Nous pouvons le dire : les couleurs sont de vraies plaies. De nombreuses personnes ne savent même pas que certains adjectifs de couleur doivent être accordés alors que d’autres non. Mais comment les différencier ?

Deux sortes d’adjectifs de couleur.

En fait, avant tout, je pense que vous savez que les adjectifs de couleur s’accordent en genre et en nombre avec le nom qu’ils complètent.

Par exemple : des tissus rouges.

Mais là où ça se corse, c’est si l’adjectif de couleur est aussi un nom commun. Si c’est le cas, l’adjectif de couleur est invariable.

Par exemple : des tissus orange ou des tissus marron.

Ainsi, quand vous avez affaire à un adjectif de couleur qui est aussi un nom (chocolat, champagne, azur, bronze, argent, café, abricot, taupe, etc.), considérez cet adjectif comme invariable.
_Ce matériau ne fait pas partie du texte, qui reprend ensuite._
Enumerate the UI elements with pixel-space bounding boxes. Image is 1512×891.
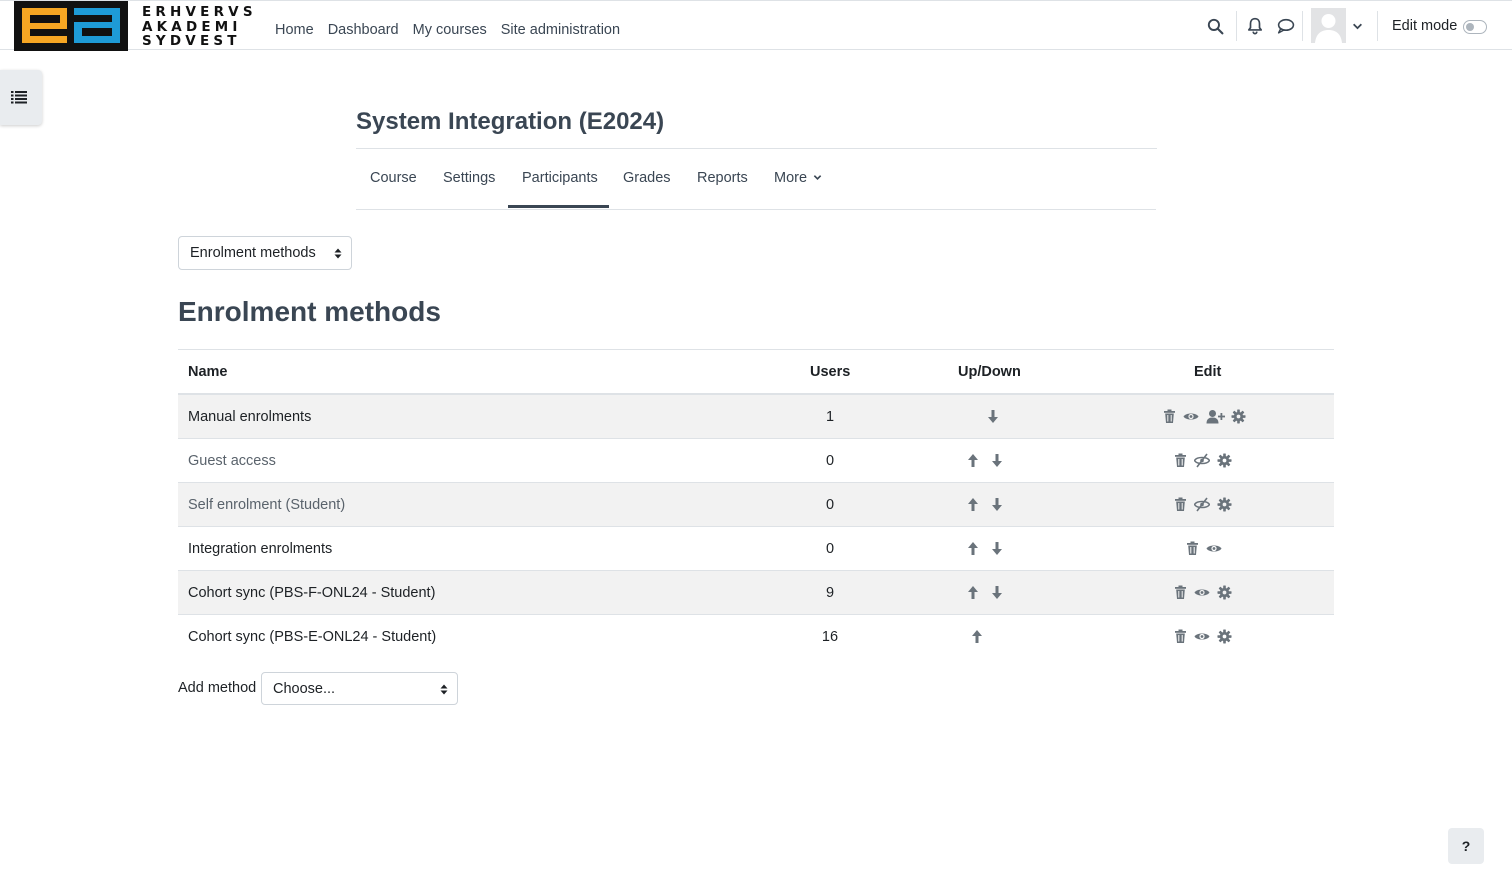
users-count: 9 xyxy=(825,585,835,601)
add-method-label: Add method xyxy=(178,680,257,696)
eye-slash-icon[interactable] xyxy=(1194,453,1210,468)
select-caret-icon xyxy=(440,684,448,695)
arrow-down-icon[interactable] xyxy=(986,409,1000,424)
navbar-divider xyxy=(1302,11,1303,41)
navbar-divider xyxy=(1236,11,1237,41)
eye-icon[interactable] xyxy=(1206,541,1222,556)
column-header-name: Name xyxy=(188,364,228,380)
nav-my-courses[interactable]: My courses xyxy=(413,22,487,38)
help-button[interactable]: ? xyxy=(1448,828,1484,864)
edit-mode-toggle[interactable] xyxy=(1463,20,1487,34)
gear-icon[interactable] xyxy=(1217,629,1232,644)
method-name: Cohort sync (PBS-E-ONL24 - Student) xyxy=(188,629,437,645)
column-header-updown: Up/Down xyxy=(958,364,1021,380)
navbar-divider xyxy=(1377,11,1378,41)
bell-icon[interactable] xyxy=(1246,17,1264,35)
users-count: 0 xyxy=(825,453,835,469)
table-row: Cohort sync (PBS-F-ONL24 - Student) 9 xyxy=(178,571,1334,615)
gear-icon[interactable] xyxy=(1217,497,1232,512)
site-logo[interactable] xyxy=(14,1,128,51)
users-count: 16 xyxy=(821,629,839,645)
eye-icon[interactable] xyxy=(1183,409,1199,424)
method-name: Manual enrolments xyxy=(188,409,312,425)
arrow-down-icon[interactable] xyxy=(990,453,1004,468)
nav-dashboard[interactable]: Dashboard xyxy=(328,22,399,38)
logo-line-2: AKADEMI xyxy=(142,18,242,35)
arrow-up-icon[interactable] xyxy=(966,541,980,556)
section-heading: Enrolment methods xyxy=(178,296,441,327)
arrow-up-icon[interactable] xyxy=(966,497,980,512)
tab-more-label: More xyxy=(774,170,808,186)
users-count: 1 xyxy=(825,409,835,425)
tab-reports[interactable]: Reports xyxy=(697,170,748,186)
table-row: Manual enrolments 1 xyxy=(178,395,1334,439)
search-icon[interactable] xyxy=(1207,18,1224,35)
add-method-select[interactable]: Choose... xyxy=(261,672,458,705)
trash-icon[interactable] xyxy=(1174,585,1187,600)
table-row: Cohort sync (PBS-E-ONL24 - Student) 16 xyxy=(178,615,1334,659)
logo-line-3: SYDVEST xyxy=(142,33,241,49)
page-select[interactable]: Enrolment methods xyxy=(178,236,352,270)
gear-icon[interactable] xyxy=(1217,453,1232,468)
trash-icon[interactable] xyxy=(1174,629,1187,644)
user-silhouette-icon xyxy=(1311,8,1346,43)
table-row: Integration enrolments 0 xyxy=(178,527,1334,571)
logo-line-1: ERHVERVS xyxy=(142,4,257,20)
course-index-toggle-button[interactable] xyxy=(0,70,42,125)
gear-icon[interactable] xyxy=(1231,409,1246,424)
users-count: 0 xyxy=(825,541,835,557)
page-select-value: Enrolment methods xyxy=(190,245,316,261)
column-header-users: Users xyxy=(810,364,851,380)
select-caret-icon xyxy=(334,248,342,259)
method-name: Guest access xyxy=(188,453,276,469)
arrow-down-icon[interactable] xyxy=(990,497,1004,512)
trash-icon[interactable] xyxy=(1174,497,1187,512)
trash-icon[interactable] xyxy=(1186,541,1199,556)
trash-icon[interactable] xyxy=(1163,409,1176,424)
active-tab-indicator xyxy=(508,205,609,208)
arrow-up-icon[interactable] xyxy=(966,585,980,600)
method-name: Self enrolment (Student) xyxy=(188,497,346,513)
method-name: Cohort sync (PBS-F-ONL24 - Student) xyxy=(188,585,436,601)
list-icon xyxy=(11,91,27,104)
secondary-navigation: Course Settings Participants Grades Repo… xyxy=(356,149,1156,210)
top-navbar: ERHVERVS AKADEMI SYDVEST Home Dashboard … xyxy=(0,0,1512,51)
method-name: Integration enrolments xyxy=(188,541,333,557)
table-header: Name Users Up/Down Edit xyxy=(178,350,1334,395)
nav-site-administration[interactable]: Site administration xyxy=(501,22,620,38)
enrolment-methods-table: Name Users Up/Down Edit Manual enrolment… xyxy=(178,349,1334,659)
logo-mark-icon xyxy=(14,1,128,51)
chat-icon[interactable] xyxy=(1276,17,1295,35)
table-row: Guest access 0 xyxy=(178,439,1334,483)
add-method-select-value: Choose... xyxy=(273,681,336,697)
arrow-down-icon[interactable] xyxy=(990,585,1004,600)
tab-more[interactable]: More xyxy=(774,170,822,186)
tab-settings[interactable]: Settings xyxy=(443,170,495,186)
tab-participants[interactable]: Participants xyxy=(522,170,598,186)
table-row: Self enrolment (Student) 0 xyxy=(178,483,1334,527)
edit-mode-label: Edit mode xyxy=(1392,18,1458,34)
column-header-edit: Edit xyxy=(1194,364,1222,380)
arrow-down-icon[interactable] xyxy=(990,541,1004,556)
logo-wordmark: ERHVERVS AKADEMI SYDVEST xyxy=(142,5,257,49)
arrow-up-icon[interactable] xyxy=(970,629,984,644)
arrow-up-icon[interactable] xyxy=(966,453,980,468)
chevron-down-icon[interactable] xyxy=(1352,21,1363,32)
avatar[interactable] xyxy=(1311,8,1346,43)
eye-icon[interactable] xyxy=(1194,585,1210,600)
eye-icon[interactable] xyxy=(1194,629,1210,644)
page-title: System Integration (E2024) xyxy=(356,108,665,135)
chevron-down-icon xyxy=(813,175,822,180)
users-count: 0 xyxy=(825,497,835,513)
tab-grades[interactable]: Grades xyxy=(623,170,671,186)
gear-icon[interactable] xyxy=(1217,585,1232,600)
primary-navigation: Home Dashboard My courses Site administr… xyxy=(275,22,620,38)
eye-slash-icon[interactable] xyxy=(1194,497,1210,512)
user-plus-icon[interactable] xyxy=(1206,409,1225,424)
tab-course[interactable]: Course xyxy=(370,170,417,186)
toggle-knob xyxy=(1466,23,1474,31)
trash-icon[interactable] xyxy=(1174,453,1187,468)
nav-home[interactable]: Home xyxy=(275,22,314,38)
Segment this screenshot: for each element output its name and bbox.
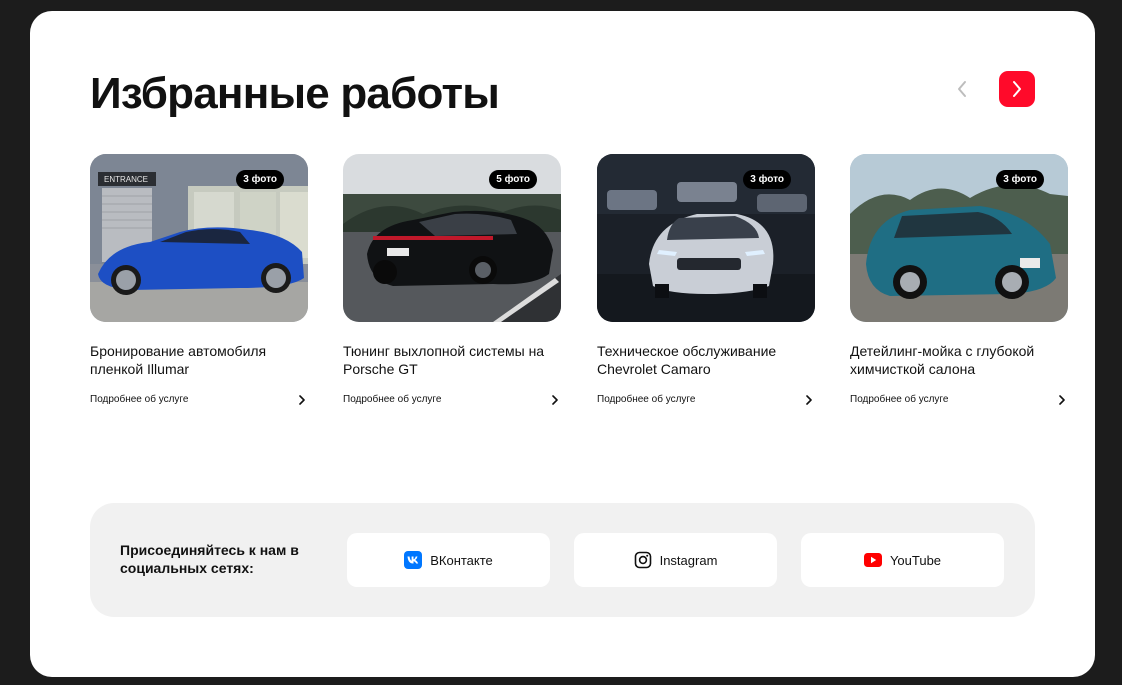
- work-title: Бронирование автомобиля пленкой Illumar: [90, 343, 267, 377]
- more-link[interactable]: Подробнее об услуге: [343, 394, 559, 405]
- chevron-right-icon: [299, 394, 305, 405]
- work-title: Техническое обслуживание Chevrolet Camar…: [597, 343, 777, 377]
- youtube-label: YouTube: [889, 552, 942, 568]
- chevron-right-icon: [1013, 81, 1021, 97]
- instagram-icon: [634, 551, 651, 569]
- vk-button[interactable]: ВКонтакте: [347, 533, 550, 587]
- more-link[interactable]: Подробнее об услуге: [90, 394, 306, 405]
- youtube-button[interactable]: YouTube: [801, 533, 1004, 587]
- more-link-label: Подробнее об услуге: [850, 394, 949, 405]
- more-link-label: Подробнее об услуге: [343, 394, 442, 405]
- social-text: Присоединяйтесь к нам в социальных сетях…: [120, 542, 299, 576]
- more-link[interactable]: Подробнее об услуге: [850, 394, 1066, 405]
- photo-count-badge: 3 фото: [996, 170, 1044, 189]
- section-title: Избранные работы: [90, 69, 500, 118]
- chevron-left-icon: [958, 81, 966, 97]
- youtube-icon: [863, 553, 882, 567]
- social-panel: Присоединяйтесь к нам в социальных сетях…: [90, 503, 1035, 617]
- instagram-label: Instagram: [659, 552, 718, 568]
- featured-works-card: Избранные работы ENTRANCE 3 фото Брониро…: [30, 11, 1095, 677]
- works-carousel: ENTRANCE 3 фото Бронирование автомобиля …: [90, 154, 1095, 424]
- vk-label: ВКонтакте: [430, 552, 493, 568]
- entrance-sign: ENTRANCE: [104, 175, 148, 184]
- work-photo[interactable]: ENTRANCE 3 фото: [90, 154, 308, 322]
- instagram-button[interactable]: Instagram: [574, 533, 777, 587]
- work-photo[interactable]: 3 фото: [850, 154, 1068, 322]
- photo-count-badge: 3 фото: [743, 170, 791, 189]
- photo-count-badge: 3 фото: [236, 170, 284, 189]
- work-card[interactable]: 5 фото Тюнинг выхлопной системы на Porsc…: [343, 154, 561, 405]
- chevron-right-icon: [806, 394, 812, 405]
- work-title: Детейлинг-мойка с глубокой химчисткой са…: [850, 343, 1035, 377]
- vk-icon: [404, 551, 423, 569]
- chevron-right-icon: [1059, 394, 1065, 405]
- more-link-label: Подробнее об услуге: [597, 394, 696, 405]
- next-button[interactable]: [999, 71, 1035, 107]
- work-card[interactable]: 3 фото Детейлинг-мойка с глубокой химчис…: [850, 154, 1068, 405]
- work-photo[interactable]: 3 фото: [597, 154, 815, 322]
- work-card[interactable]: 3 фото Техническое обслуживание Chevrole…: [597, 154, 815, 405]
- work-photo[interactable]: 5 фото: [343, 154, 561, 322]
- work-card[interactable]: ENTRANCE 3 фото Бронирование автомобиля …: [90, 154, 308, 405]
- more-link[interactable]: Подробнее об услуге: [597, 394, 813, 405]
- more-link-label: Подробнее об услуге: [90, 394, 189, 405]
- work-title: Тюнинг выхлопной системы на Porsche GT: [343, 343, 545, 377]
- photo-count-badge: 5 фото: [489, 170, 537, 189]
- prev-button[interactable]: [944, 71, 980, 107]
- chevron-right-icon: [552, 394, 558, 405]
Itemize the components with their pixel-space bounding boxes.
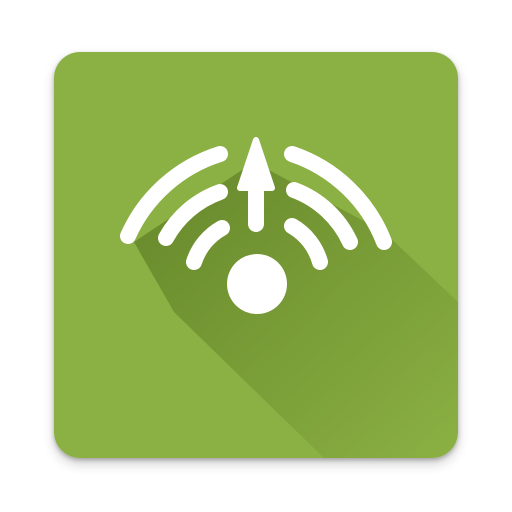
app-icon-tile[interactable] [54,52,458,458]
signal-source-dot [227,254,287,314]
app-icon-canvas [0,0,512,512]
wifi-signal-upload-icon [54,52,458,458]
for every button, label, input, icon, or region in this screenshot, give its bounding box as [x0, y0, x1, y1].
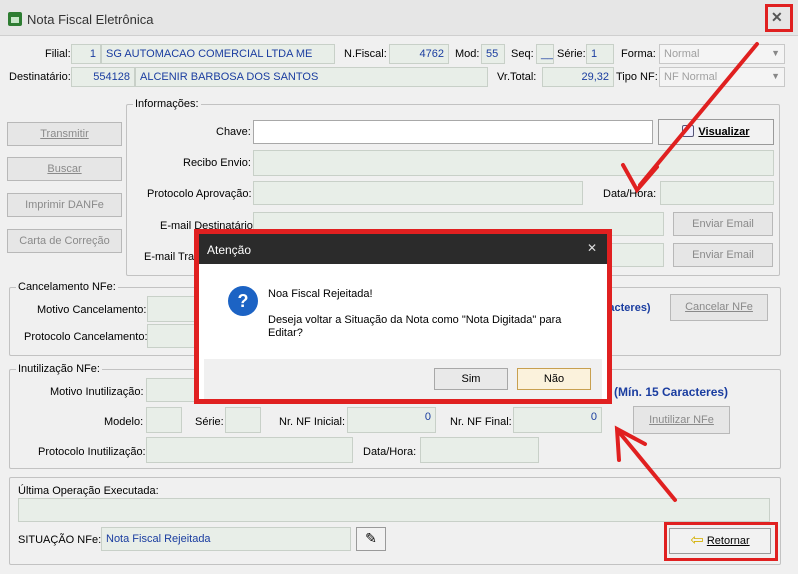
arrow-line-top — [638, 42, 759, 187]
dialog-title: Atenção — [207, 243, 252, 257]
dialog-body: ? Noa Fiscal Rejeitada! Deseja voltar a … — [204, 264, 602, 359]
dialog-message-title: Noa Fiscal Rejeitada! — [268, 288, 373, 300]
arrow-line-bottom — [617, 430, 677, 502]
dialog-titlebar — [199, 234, 607, 264]
dialog-message-line2: Editar? — [268, 327, 303, 339]
nao-button[interactable]: Não — [517, 368, 591, 390]
sim-button[interactable]: Sim — [434, 368, 508, 390]
dialog-footer: Sim Não — [204, 359, 602, 399]
question-icon: ? — [228, 286, 258, 316]
confirm-dialog: Atenção ✕ ? Noa Fiscal Rejeitada! Deseja… — [194, 229, 612, 404]
close-icon[interactable]: ✕ — [587, 241, 597, 255]
dialog-message-line1: Deseja voltar a Situação da Nota como "N… — [268, 314, 562, 326]
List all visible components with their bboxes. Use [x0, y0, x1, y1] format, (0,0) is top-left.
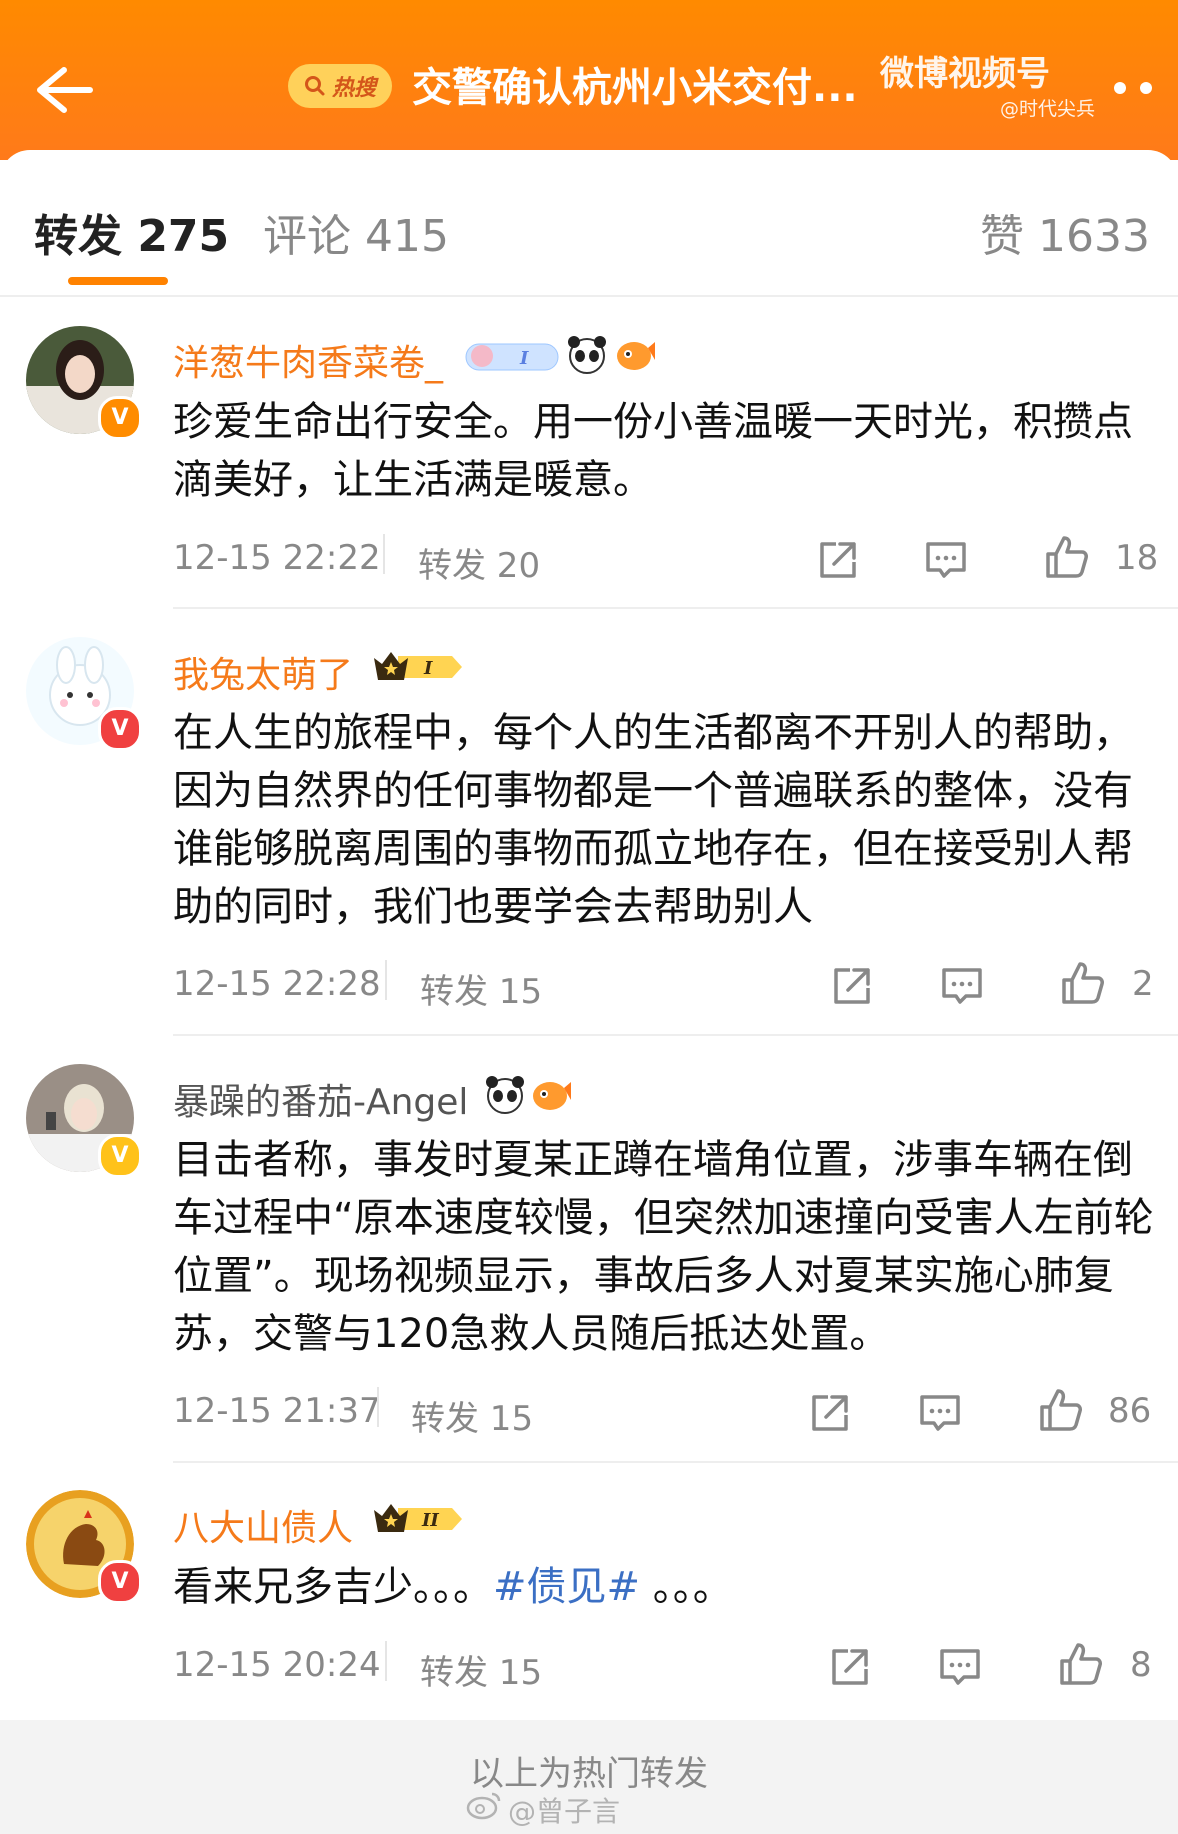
row-divider — [173, 1461, 1178, 1463]
fish-icon — [533, 1082, 571, 1110]
back-arrow-icon[interactable] — [28, 60, 98, 120]
username[interactable]: 洋葱牛肉香菜卷_ — [173, 334, 443, 386]
comment-text: 在人生的旅程中，每个人的生活都离不开别人的帮助，因为自然界的任何事物都是一个普遍… — [173, 710, 1133, 930]
bottom-watermark: @曾子言 — [508, 1795, 621, 1828]
meta-divider — [385, 1641, 387, 1681]
tab-indicator — [68, 277, 168, 285]
row-divider — [173, 607, 1178, 609]
like-count: 18 — [1115, 538, 1159, 578]
comment-text-before: 看来兄多吉少。。。 — [173, 1564, 493, 1610]
comment-icon[interactable] — [938, 962, 986, 1010]
meta-divider — [383, 534, 385, 574]
repost-count[interactable]: 转发 15 — [420, 1645, 542, 1694]
vip-level-text: I — [423, 658, 433, 679]
tab-likes[interactable]: 赞 1633 — [980, 200, 1150, 264]
repost-count[interactable]: 转发 15 — [411, 1391, 533, 1440]
share-icon[interactable] — [828, 962, 876, 1010]
comment-icon[interactable] — [936, 1643, 984, 1691]
comment-text: 目击者称，事发时夏某正蹲在墙角位置，涉事车辆在倒车过程中“原本速度较慢，但突然加… — [173, 1137, 1154, 1357]
like-count: 86 — [1108, 1391, 1152, 1431]
comment-text: 看来兄多吉少。。。#债见# 。。。 — [173, 1558, 1158, 1616]
tab-divider — [0, 295, 1178, 297]
like-icon[interactable] — [1058, 960, 1106, 1008]
comment-icon[interactable] — [922, 536, 970, 584]
like-count: 2 — [1132, 964, 1154, 1004]
hot-search-label: 热搜 — [331, 76, 376, 101]
panda-icon — [568, 336, 606, 374]
comment-time: 12-15 20:24 — [173, 1645, 381, 1685]
verified-badge-icon: V — [98, 1134, 142, 1178]
username[interactable]: 暴躁的番茄-Angel — [173, 1073, 468, 1125]
panda-icon — [486, 1076, 524, 1114]
vip-level-badge-icon: I — [374, 652, 462, 680]
verified-badge-icon: V — [98, 707, 142, 751]
share-icon[interactable] — [806, 1389, 854, 1437]
like-icon[interactable] — [1036, 1387, 1084, 1435]
row-divider — [173, 1034, 1178, 1036]
hot-search-pill[interactable]: 热搜 — [288, 64, 392, 108]
repost-count[interactable]: 转发 20 — [418, 538, 540, 587]
search-icon — [304, 76, 325, 96]
fish-icon — [617, 342, 655, 370]
comment-time: 12-15 22:28 — [173, 964, 381, 1004]
vip-level-badge-icon: II — [374, 1504, 462, 1532]
comment-icon[interactable] — [916, 1389, 964, 1437]
weibo-logo-icon — [466, 1792, 501, 1820]
watermark-top: 微博视频号 — [880, 54, 1050, 94]
comment-text-after: 。。。 — [652, 1564, 733, 1610]
tab-repost[interactable]: 转发 275 — [34, 200, 229, 264]
fan-badge-icon: I — [465, 343, 559, 371]
like-icon[interactable] — [1056, 1641, 1104, 1689]
username[interactable]: 八大山债人 — [173, 1499, 353, 1551]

Le français étant ce qu’il est (nos linguistiques aiment compliquer les choses), sachez que certains adjectifs de couleur caractérisés comme des noms s’accordent avec le nom. C’est le cas de : rose, fauve, incarnat, mauve, pourpre, écarlate et vermeil. Pas de moyens mnémotechniques pour ceux-là, il faut les apprendre par cœur.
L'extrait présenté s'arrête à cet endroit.